Petrol protests - terrorism?

Update: Wonko has made an excellent contribution to this story and I urge you to read his post: The advance of the police state.

My concerns about government increasing its power to detain and to treat people inhumanely and to insist on branding them like cattle by imposing ID cards, have mostly been about the principle. I took it as a given that the UK's government was largely trustworthy and unlikely to take political prisoners or otherwise abuse its power.

Then I set to thinking about the EU and how much power Thatcher, Major and Blair have given away with the Single European Act, Maastricht and Nice respectively. I wondered about their gung ho attitude to what is largely accepted as the majority opinion in England and, despite Scotland, the UK. If the government is willing to treat the electorate like that, what might they do with:
  • ID cards
  • the power to imprison without being:
    • allowed to question why;
    • allowed to ask what evidence is held; or
    • given a trial
  • The power to restrict and stop peaceful protest
Trust betrayed
Then the Blair government made sounds to suggest it could invoke anti-terror legislation to keep fuel protests being repeated as in 2000.

This makes me angry.

It isn't just an abuse of power over constitutional change. That could be undone in the future when the EDP or Tories take power (under a new leader). This is an open threat to those who would protest that if they do, they will be treated like terrorists. Let us remember that the terrorists that this legislation was written for, were people willing to commit multiple murder. That they may use this legislation this way is stating that peaceful and legal civil disobedience shall no longer be allowed. It is a suggestion that the state has primacy over the individual.

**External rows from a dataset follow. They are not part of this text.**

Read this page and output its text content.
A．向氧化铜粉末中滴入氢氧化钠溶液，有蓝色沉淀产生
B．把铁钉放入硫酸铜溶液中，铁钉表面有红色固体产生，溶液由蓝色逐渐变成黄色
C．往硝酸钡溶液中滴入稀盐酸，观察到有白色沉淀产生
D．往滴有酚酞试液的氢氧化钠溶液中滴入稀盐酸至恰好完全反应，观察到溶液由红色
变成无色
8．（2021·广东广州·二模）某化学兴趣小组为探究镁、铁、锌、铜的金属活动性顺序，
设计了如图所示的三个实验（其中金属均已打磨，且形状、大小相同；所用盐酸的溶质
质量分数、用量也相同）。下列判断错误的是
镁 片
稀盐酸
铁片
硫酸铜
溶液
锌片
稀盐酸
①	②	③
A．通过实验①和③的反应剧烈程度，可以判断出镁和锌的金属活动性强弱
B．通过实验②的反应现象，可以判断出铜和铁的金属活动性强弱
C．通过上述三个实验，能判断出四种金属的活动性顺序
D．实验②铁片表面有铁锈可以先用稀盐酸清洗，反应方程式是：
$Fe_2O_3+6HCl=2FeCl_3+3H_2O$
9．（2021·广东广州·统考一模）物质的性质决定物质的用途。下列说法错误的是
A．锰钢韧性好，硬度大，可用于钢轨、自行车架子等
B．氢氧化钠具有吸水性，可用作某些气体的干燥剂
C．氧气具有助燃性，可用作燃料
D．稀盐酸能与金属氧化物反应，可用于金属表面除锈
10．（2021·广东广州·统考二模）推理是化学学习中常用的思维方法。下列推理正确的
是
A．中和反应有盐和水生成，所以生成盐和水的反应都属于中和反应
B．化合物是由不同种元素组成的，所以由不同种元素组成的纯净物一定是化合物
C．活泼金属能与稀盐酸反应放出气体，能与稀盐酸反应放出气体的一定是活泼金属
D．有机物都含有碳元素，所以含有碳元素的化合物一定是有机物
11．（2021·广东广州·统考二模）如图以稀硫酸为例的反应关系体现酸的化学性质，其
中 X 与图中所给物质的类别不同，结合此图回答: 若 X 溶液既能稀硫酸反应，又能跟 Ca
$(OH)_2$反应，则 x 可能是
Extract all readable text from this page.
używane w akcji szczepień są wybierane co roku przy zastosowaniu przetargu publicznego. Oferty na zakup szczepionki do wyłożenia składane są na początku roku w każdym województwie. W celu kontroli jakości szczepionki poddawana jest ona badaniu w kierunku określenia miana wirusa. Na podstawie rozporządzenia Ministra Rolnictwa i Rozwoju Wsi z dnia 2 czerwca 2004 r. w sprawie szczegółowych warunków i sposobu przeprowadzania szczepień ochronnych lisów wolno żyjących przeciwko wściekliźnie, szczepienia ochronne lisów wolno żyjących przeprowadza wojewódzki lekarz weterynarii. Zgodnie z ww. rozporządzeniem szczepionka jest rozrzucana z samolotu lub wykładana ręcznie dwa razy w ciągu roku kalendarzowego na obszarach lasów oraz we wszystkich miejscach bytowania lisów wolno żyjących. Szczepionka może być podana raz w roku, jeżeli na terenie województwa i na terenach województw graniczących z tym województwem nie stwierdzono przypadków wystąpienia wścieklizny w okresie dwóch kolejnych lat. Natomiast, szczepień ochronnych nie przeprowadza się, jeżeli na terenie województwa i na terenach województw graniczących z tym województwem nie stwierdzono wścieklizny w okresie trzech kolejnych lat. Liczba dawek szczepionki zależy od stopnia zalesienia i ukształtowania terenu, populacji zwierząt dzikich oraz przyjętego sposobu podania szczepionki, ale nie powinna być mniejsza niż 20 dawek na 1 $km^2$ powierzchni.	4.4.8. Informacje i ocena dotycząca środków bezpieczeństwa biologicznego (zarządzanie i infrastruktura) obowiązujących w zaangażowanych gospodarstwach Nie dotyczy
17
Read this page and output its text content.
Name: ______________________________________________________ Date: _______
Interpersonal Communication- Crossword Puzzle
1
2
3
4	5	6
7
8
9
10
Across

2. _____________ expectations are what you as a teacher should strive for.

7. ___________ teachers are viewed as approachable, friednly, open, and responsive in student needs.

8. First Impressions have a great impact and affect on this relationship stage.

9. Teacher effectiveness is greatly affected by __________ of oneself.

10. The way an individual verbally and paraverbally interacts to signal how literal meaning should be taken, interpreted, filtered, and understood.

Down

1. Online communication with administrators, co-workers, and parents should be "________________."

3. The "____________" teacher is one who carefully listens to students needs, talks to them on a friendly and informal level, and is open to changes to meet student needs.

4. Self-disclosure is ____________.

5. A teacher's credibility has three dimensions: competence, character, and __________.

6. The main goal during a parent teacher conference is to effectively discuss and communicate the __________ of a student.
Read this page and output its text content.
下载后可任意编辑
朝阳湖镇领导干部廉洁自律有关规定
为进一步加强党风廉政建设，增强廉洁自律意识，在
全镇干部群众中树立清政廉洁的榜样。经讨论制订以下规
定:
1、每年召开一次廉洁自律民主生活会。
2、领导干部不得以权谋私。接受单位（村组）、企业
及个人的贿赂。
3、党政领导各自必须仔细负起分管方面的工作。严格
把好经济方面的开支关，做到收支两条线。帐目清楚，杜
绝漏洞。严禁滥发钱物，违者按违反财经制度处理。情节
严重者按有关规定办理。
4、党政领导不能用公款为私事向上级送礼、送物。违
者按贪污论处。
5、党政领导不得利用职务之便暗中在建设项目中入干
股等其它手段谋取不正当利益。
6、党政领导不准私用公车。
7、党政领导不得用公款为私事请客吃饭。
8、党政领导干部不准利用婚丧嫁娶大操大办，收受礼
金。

This is morally wrong in so many ways. Not even the socially conservative Thatcher government would stoop to such levels - and they invoked Clause 28.

At the next election (because our constitution does not allow for a popular recall) we must take these despots out of power. If you are reading this and were brought up by someone who told you
"Don't vote Tory, whatever you do, don't vote Tory"
ignore them for the next election because England cannot and should not cope with more erosions of civil liberty.